We also provide $4 billion dollars in that bill for the expenses of the states in instituting mail-in balloting, because it takes time, and time is starting to run out to order paper ballots—among other things. That’s the main thing we have to do.
Cybersecurity for the election
There’s another thing that we have to do, and that is cybersecurity for hacking attacks against the voter base or against the elections, by Russia or someone else. We passed legislation in the House to do that last year, but Senator McConnell and the Republicans refused to do it, maybe because they know that the Russians helped Trump last time and they want to enable them to help him again. That’s a separate danger.
What if Trump disputes the election results?
WSR: If Biden wins in November, and Trump disputes the result or refuses to leave the White House, what will you do in Congress?
JN: You can’t really tell, until you see what Trump or [the Trump Administration] does. I think the biggest danger is that they screw around with the voting totals, perhaps electronically, and try to then contest it, saying this state is very close, that state is very close. All you can really do on that, besides providing cyber protection, is have a corps of lawyers in every state, ready to go, and to keep an eye on what they’re doing.
The worst-case scenario is that Trump simply refuses to leave the White House and tries to declare the election null and void somehow, and then it becomes a question of force. The armed forces have to obey the Constitution and not the incumbent president at that point.
Repairing federal agencies
WSR: Thinking about federal agencies that serve New Yorkers … from the Equal Employment and Opportunity Commission, to the Environmental Protection Agency, do Democrats in Congress have a comprehensive plan to address what the Trump Administration has done to federal agencies and the bureaucracy?
JN: Well, we’re going to have to approach it agency by agency. I don’t know if you can talk about a comprehensive plan, because they’ve done so much damage to so many different agencies. There are certain things that they’ve done across the board that we’ll have to deal with across the board, and we are preparing for that.

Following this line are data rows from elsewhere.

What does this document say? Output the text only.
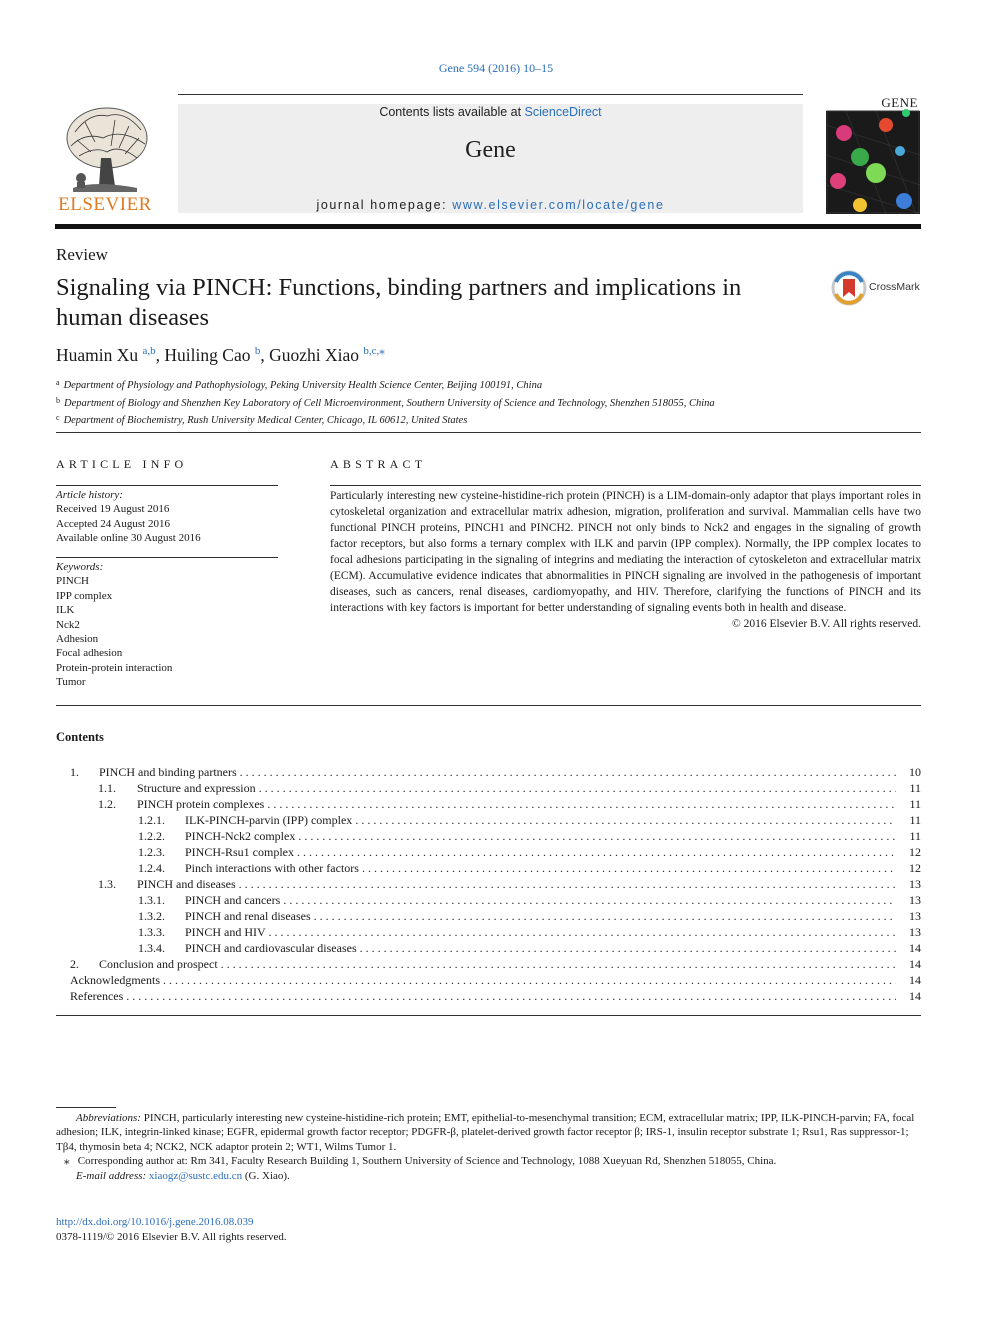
Gene 594 (2016) 10–15
ELSEVIER
Contents lists available at ScienceDirect
Gene
journal homepage: www.elsevier.com/locate/gene
GENE
Review
Signaling via PINCH: Functions, binding partners and implications in human diseases
CrossMark
Huamin Xu $^{a,b}$, Huiling Cao $^b$, Guozhi Xiao $^{b,c,⁎}$
$^a$ Department of Physiology and Pathophysiology, Peking University Health Science Center, Beijing 100191, China
$^b$ Department of Biology and Shenzhen Key Laboratory of Cell Microenvironment, Southern University of Science and Technology, Shenzhen 518055, China
$^c$ Department of Biochemistry, Rush University Medical Center, Chicago, IL 60612, United States
ARTICLE INFO
Article history:
Received 19 August 2016
Accepted 24 August 2016
Available online 30 August 2016
Keywords:
PINCH
IPP complex
ILK
Nck2
Adhesion
Focal adhesion
Protein-protein interaction
Tumor
ABSTRACT
Particularly interesting new cysteine-histidine-rich protein (PINCH) is a LIM-domain-only adaptor that plays important roles in cytoskeletal organization and extracellular matrix adhesion, migration, proliferation and survival. Mammalian cells have two functional PINCH proteins, PINCH1 and PINCH2. PINCH not only binds to Nck2 and engages in the signaling of growth factor receptors, but also forms a ternary complex with ILK and parvin (IPP complex). Normally, the IPP complex locates to focal adhesions participating in the signaling of integrins and mediating the interaction of cytoskeleton and extracellular matrix (ECM). Accumulative evidence indicates that abnormalities in PINCH signaling are involved in the pathogenesis of important diseases, such as cancers, renal diseases, cardiomyopathy, and HIV. Therefore, clarifying the functions of PINCH and its interactions with key factors is important for better understanding of signaling events both in health and disease.
© 2016 Elsevier B.V. All rights reserved.
Contents
1. PINCH and binding partners . . .	10
1.1. Structure and expression . . .	11
1.2. PINCH protein complexes . . .	11
1.2.1. ILK-PINCH-parvin (IPP) complex . . .	11
1.2.2. PINCH-Nck2 complex . . .	11
1.2.3. PINCH-Rsu1 complex . . .	12
1.2.4. Pinch interactions with other factors . . .	12
1.3. PINCH and diseases . . .	13
1.3.1. PINCH and cancers . . .	13
1.3.2. PINCH and renal diseases . . .	13
1.3.3. PINCH and HIV . . .	13
1.3.4. PINCH and cardiovascular diseases . . .	14
2. Conclusion and prospect . . .	14
Acknowledgments . . .	14
References . . .	14
Abbreviations: PINCH, particularly interesting new cysteine-histidine-rich protein; EMT, epithelial-to-mesenchymal transition; ECM, extracellular matrix; IPP, ILK-PINCH-parvin; FA, focal adhesion; ILK, integrin-linked kinase; EGFR, epidermal growth factor receptor; PDGFR-β, platelet-derived growth factor receptor β; IRS-1, insulin receptor substrate 1; Rsu1, Ras suppressor-1; Tβ4, thymosin beta 4; NCK2, NCK adaptor protein 2; WT1, Wilms Tumor 1.
⁎ Corresponding author at: Rm 341, Faculty Research Building 1, Southern University of Science and Technology, 1088 Xueyuan Rd, Shenzhen 518055, China.
E-mail address: xiaogz@sustc.edu.cn (G. Xiao).
http://dx.doi.org/10.1016/j.gene.2016.08.039
0378-1119/© 2016 Elsevier B.V. All rights reserved.
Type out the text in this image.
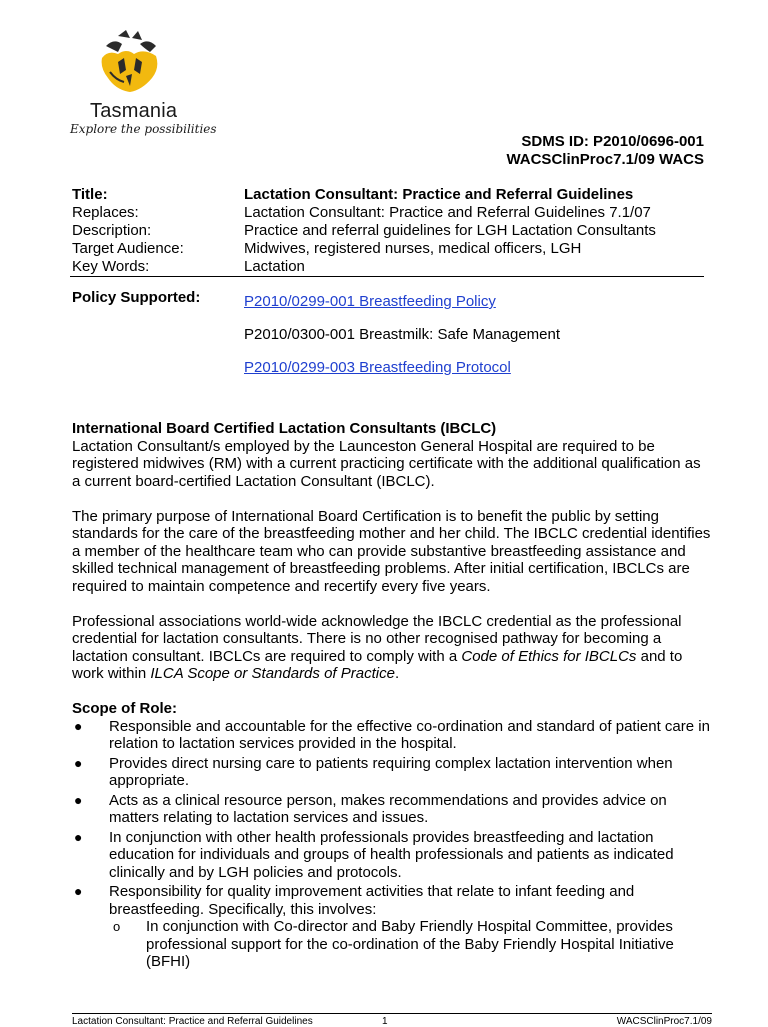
Tasmania
Explore the possibilities
SDMS ID: P2010/0696-001
WACSClinProc7.1/09 WACS
Title:	Lactation Consultant: Practice and Referral Guidelines
Replaces:	Lactation Consultant: Practice and Referral Guidelines 7.1/07
Description:	Practice and referral guidelines for LGH Lactation Consultants
Target Audience:	Midwives, registered nurses, medical officers, LGH
Key Words:	Lactation
Policy Supported:	P2010/0299-001 Breastfeeding Policy
P2010/0300-001 Breastmilk: Safe Management
P2010/0299-003 Breastfeeding Protocol
International Board Certified Lactation Consultants (IBCLC)

Lactation Consultant/s employed by the Launceston General Hospital are required to be registered midwives (RM) with a current practicing certificate with the additional qualification as a current board-certified Lactation Consultant (IBCLC).

The primary purpose of International Board Certification is to benefit the public by setting standards for the care of the breastfeeding mother and her child. The IBCLC credential identifies a member of the healthcare team who can provide substantive breastfeeding assistance and skilled technical management of breastfeeding problems. After initial certification, IBCLCs are required to maintain competence and recertify every five years.

Professional associations world-wide acknowledge the IBCLC credential as the professional credential for lactation consultants. There is no other recognised pathway for becoming a lactation consultant. IBCLCs are required to comply with a Code of Ethics for IBCLCs and to work within ILCA Scope or Standards of Practice.

Scope of Role:
● Responsible and accountable for the effective co-ordination and standard of patient care in relation to lactation services provided in the hospital.
● Provides direct nursing care to patients requiring complex lactation intervention when appropriate.
● Acts as a clinical resource person, makes recommendations and provides advice on matters relating to lactation services and issues.
● In conjunction with other health professionals provides breastfeeding and lactation education for individuals and groups of health professionals and patients as indicated clinically and by LGH policies and protocols.
● Responsibility for quality improvement activities that relate to infant feeding and breastfeeding. Specifically, this involves:
o In conjunction with Co-director and Baby Friendly Hospital Committee, provides professional support for the co-ordination of the Baby Friendly Hospital Initiative (BFHI)
Lactation Consultant: Practice and Referral Guidelines	1	WACSClinProc7.1/09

Unfortunately, as long as Trump is president and you have a Republican Senate, we’re not going to get any of this through.
Come January, God willing, when we don’t have a Republican Senate and we don’t have Trump, we’re teeing up a lot of legislation and proposals to undo the damage, to restore civil liberties, and to restore due process. For example: to say that the president can’t fire inspectors general except for cause, one thing, and to get around the administration’s thumbing its nose at congressional subpoenas, so there’s a lack of accountability.

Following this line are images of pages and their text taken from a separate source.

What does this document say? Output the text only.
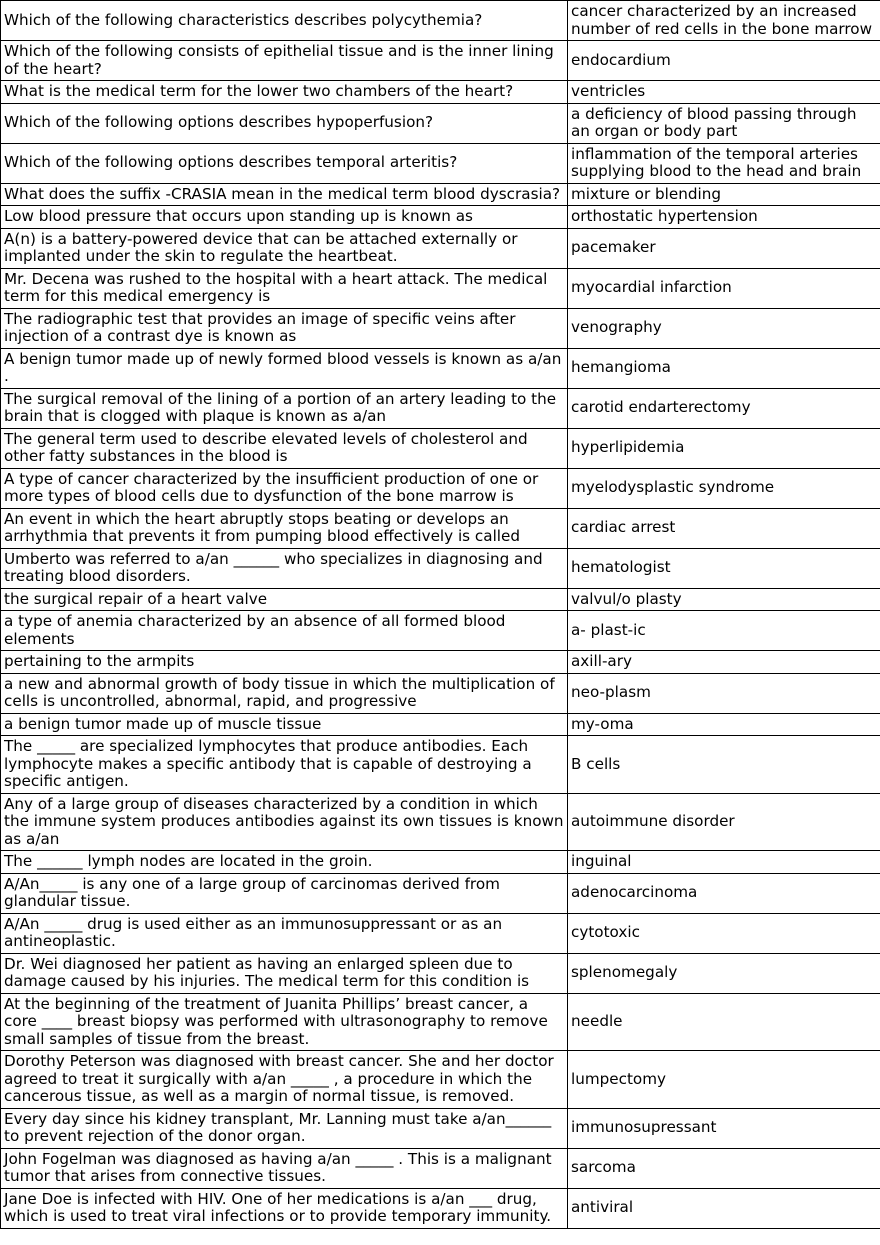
Which of the following characteristics describes polycythemia?	cancer characterized by an increased number of red cells in the bone marrow
Which of the following consists of epithelial tissue and is the inner lining of the heart?	endocardium
What is the medical term for the lower two chambers of the heart?	ventricles
Which of the following options describes hypoperfusion?	a deficiency of blood passing through an organ or body part
Which of the following options describes temporal arteritis?	inflammation of the temporal arteries supplying blood to the head and brain
What does the suffix -CRASIA mean in the medical term blood dyscrasia?	mixture or blending
Low blood pressure that occurs upon standing up is known as	orthostatic hypertension
A(n) is a battery-powered device that can be attached externally or implanted under the skin to regulate the heartbeat.	pacemaker
Mr. Decena was rushed to the hospital with a heart attack. The medical term for this medical emergency is	myocardial infarction
The radiographic test that provides an image of specific veins after injection of a contrast dye is known as	venography
A benign tumor made up of newly formed blood vessels is known as a/an .	hemangioma
The surgical removal of the lining of a portion of an artery leading to the brain that is clogged with plaque is known as a/an	carotid endarterectomy
The general term used to describe elevated levels of cholesterol and other fatty substances in the blood is	hyperlipidemia
A type of cancer characterized by the insufficient production of one or more types of blood cells due to dysfunction of the bone marrow is	myelodysplastic syndrome
An event in which the heart abruptly stops beating or develops an arrhythmia that prevents it from pumping blood effectively is called	cardiac arrest
Umberto was referred to a/an ______ who specializes in diagnosing and treating blood disorders.	hematologist
the surgical repair of a heart valve	valvul/o plasty
a type of anemia characterized by an absence of all formed blood elements	a- plast-ic
pertaining to the armpits	axill-ary
a new and abnormal growth of body tissue in which the multiplication of cells is uncontrolled, abnormal, rapid, and progressive	neo-plasm
a benign tumor made up of muscle tissue	my-oma
The _____ are specialized lymphocytes that produce antibodies. Each lymphocyte makes a specific antibody that is capable of destroying a specific antigen.	B cells
Any of a large group of diseases characterized by a condition in which the immune system produces antibodies against its own tissues is known as a/an	autoimmune disorder
The ______ lymph nodes are located in the groin.	inguinal
A/An_____ is any one of a large group of carcinomas derived from glandular tissue.	adenocarcinoma
A/An _____ drug is used either as an immunosuppressant or as an antineoplastic.	cytotoxic
Dr. Wei diagnosed her patient as having an enlarged spleen due to damage caused by his injuries. The medical term for this condition is	splenomegaly
At the beginning of the treatment of Juanita Phillips’ breast cancer, a core ____ breast biopsy was performed with ultrasonography to remove small samples of tissue from the breast.	needle
Dorothy Peterson was diagnosed with breast cancer. She and her doctor agreed to treat it surgically with a/an _____ , a procedure in which the cancerous tissue, as well as a margin of normal tissue, is removed.	lumpectomy
Every day since his kidney transplant, Mr. Lanning must take a/an______ to prevent rejection of the donor organ.	immunosupressant
John Fogelman was diagnosed as having a/an _____ . This is a malignant tumor that arises from connective tissues.	sarcoma
Jane Doe is infected with HIV. One of her medications is a/an ___ drug, which is used to treat viral infections or to provide temporary immunity.	antiviral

Changing the DOJ determination that a sitting president can’t be prosecuted
This Justice Department—which is really Trump—[determined] that a sitting president cannot be prosecuted, which is why Mueller, in the Mueller Report, said he couldn’t consider an indictment of the president.
I think we should re-examine that. I think that is wrong, and we should, as a matter of law, change that. The president should not be above the law. Any president.
Indicting and prosecuting Trump
Secondly, I think once Trump is out of office, then we’re going to have to indict and prosecute him for all of the crimes he’s committed, and let that set an example for future presidents.
WSR: If Biden is elected in 2020, you would move to investigate Donald Trump in 2021?
JN: Well I certainly think it ought to be done.
Look, Michael Cohen was prosecuted by the U.S. Attorney in New York, for in effect paying off Stormy Daniels, which is an illegal campaign contribution. The Mueller Report said that he was ordered to do so by Person 1, whom they didn’t identify, but which is obviously the President.
If Michael Cohen was guilty and is in jail, the President was part of the same crime. And he ought to be prosecuted for that. He wasn’t prosecuted only because the Justice Department takes the position that you can’t prosecute a president, which I think is wrong. The president has obviously committed many other crimes, and no person is above the law.